Our rejoicing in the testimonies of God will naturally flow in a habitual meditation in them. The thoughts follow the affections. The carnal man can never be brought to this resolution. Having no spiritual taste, he has no ability for spiritual meditation. Indeed many sincere Christians, through remaining weakness and depravity, are too often reluctant to it. They are content with indolent reading: and, with scarcely a struggle or a trial, yield themselves up to the persuasion, that they are unable sufficiently to abstract their minds for this blessed employment. But let the trial prove the work. Perseverance will accomplish the victory over mental instability, and the spiritual difficulty will give way to prayer, "Lord! help me."
The fruitfulness of meditation will soon be manifest. Does it not "stir up the gift of God that is in us," and keep the energies of the heart in a wakeful posture of conflict and resistance? Besides this, meditation is the digestive faculty of the soul, which converts the word into real and proper nourishment: so that this revolving of a single verse in our minds is often better than the mere reading of whole chapters. "Your words were found, and I ate them; and Your word was to me the joy and the rejoicing of my heart." Thus the mind becomes the instrument of faith and love—of joy and strength.

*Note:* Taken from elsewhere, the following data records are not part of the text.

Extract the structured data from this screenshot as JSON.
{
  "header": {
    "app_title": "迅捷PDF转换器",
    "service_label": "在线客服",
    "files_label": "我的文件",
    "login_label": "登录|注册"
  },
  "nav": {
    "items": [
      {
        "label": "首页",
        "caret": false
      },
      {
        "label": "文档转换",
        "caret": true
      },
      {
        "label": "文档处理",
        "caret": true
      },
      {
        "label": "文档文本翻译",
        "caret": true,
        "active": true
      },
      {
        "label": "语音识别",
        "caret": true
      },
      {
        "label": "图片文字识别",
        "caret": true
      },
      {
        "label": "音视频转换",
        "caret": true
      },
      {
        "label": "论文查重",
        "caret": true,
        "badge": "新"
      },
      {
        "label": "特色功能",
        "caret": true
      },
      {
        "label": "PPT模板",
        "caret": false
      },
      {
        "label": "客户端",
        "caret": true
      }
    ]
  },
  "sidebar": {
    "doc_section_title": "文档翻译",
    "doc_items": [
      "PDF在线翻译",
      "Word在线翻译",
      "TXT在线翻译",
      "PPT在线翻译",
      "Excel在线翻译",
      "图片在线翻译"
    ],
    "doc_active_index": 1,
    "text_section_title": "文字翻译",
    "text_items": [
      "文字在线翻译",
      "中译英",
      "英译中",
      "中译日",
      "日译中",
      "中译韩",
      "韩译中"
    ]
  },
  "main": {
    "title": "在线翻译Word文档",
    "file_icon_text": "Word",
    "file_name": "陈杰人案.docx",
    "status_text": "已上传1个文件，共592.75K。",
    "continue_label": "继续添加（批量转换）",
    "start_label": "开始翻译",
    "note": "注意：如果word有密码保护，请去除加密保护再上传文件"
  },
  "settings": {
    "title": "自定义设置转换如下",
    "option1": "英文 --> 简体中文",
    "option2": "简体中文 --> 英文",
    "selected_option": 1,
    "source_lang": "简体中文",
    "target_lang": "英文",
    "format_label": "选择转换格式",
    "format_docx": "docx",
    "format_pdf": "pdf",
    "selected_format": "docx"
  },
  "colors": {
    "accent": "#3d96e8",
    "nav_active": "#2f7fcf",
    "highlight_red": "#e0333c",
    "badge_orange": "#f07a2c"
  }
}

But this meditation not only includes the stated times of thought, but the train of holy thoughts, that pass through the mind during the busy hours of the day. This maintains a habitual flow of spiritual desires, and excites the flame of love within, until at length the Psalmist's resolution becomes the inwrought habit of our minds, "I will meditate in Your precepts."
Can we lack a subject for meditation, if indeed the salvation of Jesus has been made known to our souls? While musing upon the glorious theme, does not "the fire burn" within, as if our hearts were touched with a live coal from the altar of God? Chide then, believer, your dull and sluggish spirit, that permits the precious manna to lie ungathered upon the ground, that is slow to entertain these heavenly thoughts, or rather that heavenly guest, whose peculiar office it is to "help our infirmities," and especially to "take of Christ's, and show it to us."
The exercise, however, of this, as of every other duty, may prove a barren form, that imparts neither pleasure nor profit. Let each of us then ask—'What distinct experimental benefit have I received from the word? Do I endeavor to read it with prayerful meditation, until I find my heart filled with it?'
But this communing with the word is not for contemplation, but for practice. By meditating on God's precepts, we learn to have respect unto His ways—carefully "pondering the path of our feet," that we "turn not aside." "Your loving-kindness is before my eyes; and I have walked in Your truth." "My foot," says Job, "has held His steps; His ways have I kept, and not declined. Neither have I gone back from the commandment of His lips; I have esteemed the words of His mouth more than my necessary food."
"I will meditate in your precepts." He who has an inward delight in anything will not long withdraw his mind from it As the miser often returns to look upon his treasure, so does the devout believer, by frequent meditation, turn over the priceless wealth which he has discovered in the Book of the Lord. To some men meditation is a task; to the man of cleansed way it is a joy. He who has meditated will meditate; he who says, "I have rejoiced," is the same who adds, "I will meditate." No spiritual exercise is more profitable to the soul than that of devout meditation; why are many of us so exceeding slack in it? It is worthy of observation that the preceptory part of God's word was David's special subject of meditation; and this was the more natural because the question was still upon his mind as to how a young man should cleanse his way. Practical godliness is vital godliness.
"And have respect unto your ways," that is to say, I will think much about them, so as to know what your ways are; and next, I will think much of them, so as to have your ways in great reverence and high esteem. I will see what your ways are towards me, that I may be filled with reverence, gratitude and love; and then I will observe what are those ways which you have prescribed for me, your ways in which you would have me follow you; these I would watch carefully, that I may become obedient, and prove myself to be a true servant of such a Master.
Note how the verses grow more inward as they proceed: from the speech of verse 13 we advanced to the manifested joy of verse 14; and now we come to the secret meditation of the happy spirit The richest graces are those which dwell deepest.